The substance of Between rushed at them, but Jez’s ward turned it aside. They were in a cage with bars seeming to be made of some dark material. No longer the vague smoky form that had existed in the mortal realm, here the cage was solid. It was real in a place normally devoid of reality, and without knowing how he knew, he was certain that here, the form he’d forced the shadows into could last for eternity. Osmund and Lina lay unconscious on the ground, and Mirel stood next to him, though he didn’t feel the need to maintain any of them. She stared at the students on a floor made of dark bars.

 

“What happened?” Jez’s voice echoed for several seconds.

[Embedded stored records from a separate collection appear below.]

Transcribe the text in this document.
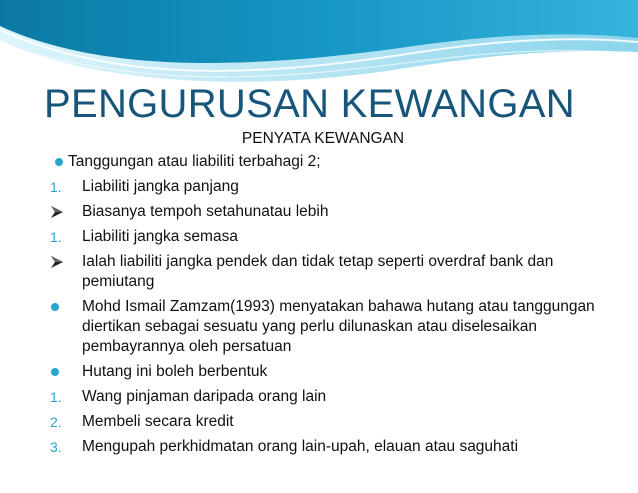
PENGURUSAN KEWANGAN
PENYATA KEWANGAN
Tanggungan atau liabiliti terbahagi 2;
1. Liabiliti jangka panjang
Biasanya tempoh setahunatau lebih
1. Liabiliti jangka semasa
Ialah liabiliti jangka pendek dan tidak tetap seperti overdraf bank dan pemiutang
Mohd Ismail Zamzam(1993) menyatakan bahawa hutang atau tanggungan diertikan sebagai sesuatu yang perlu dilunaskan atau diselesaikan pembayrannya oleh persatuan
Hutang ini boleh berbentuk
1. Wang pinjaman daripada orang lain
2. Membeli secara kredit
3. Mengupah perkhidmatan orang lain-upah, elauan atau saguhati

“You lost your grip on the others,” Mirel said. She tapped the downed Osmund with her foot. “These two were lucky to make it here alive. You should’ve released them when you first had trouble gripping them.”

He knelt down next to Lina and touched her throat. There was a steady pulse.

“They’re alive,” Jez said.

Mirel nodded. “Just unconscious.”

He looked up at her. “Why didn’t that happen to you?”

Mirel shrugged. “I’m not of the mortal realm.”

Jez waited for further explanation, but there was none, so he started gently shaking Lina. After a few seconds, she groaned and opened her eyes. She sat up and gasped as she looked around.

“Where are we?” Her eyes went wide at the echoing.

Jez started trying to wake Osmund. “We’re Between.”

She pursed her lips. “You know, I wasn’t sure I believed you when you told me about this place.”

“Between is not a place,” Mirel said.

Lina rolled her eyes. “I know that, but there’s not exactly a convenient way to refer to it.”

“It is Between.”

Lina sighed and looked at Osmund. “Will he be okay?”

“No,” Osmund said without lifting his head off the ground. “
He’s
mad because Jez’s plans always seem to end with him on the ground, and
he’s
trying to decide how badly he’s going to hurt Jez.”

“He’ll be fine,” Jez said. “He’s referring to himself in the third person, and that’s not a sign of mental stability, but that’s nothing new.”

Osmund lifted his head and glared at Jez. “You know you’re not funny, right?” He picked himself up and looked around. “Well, this is familiar.”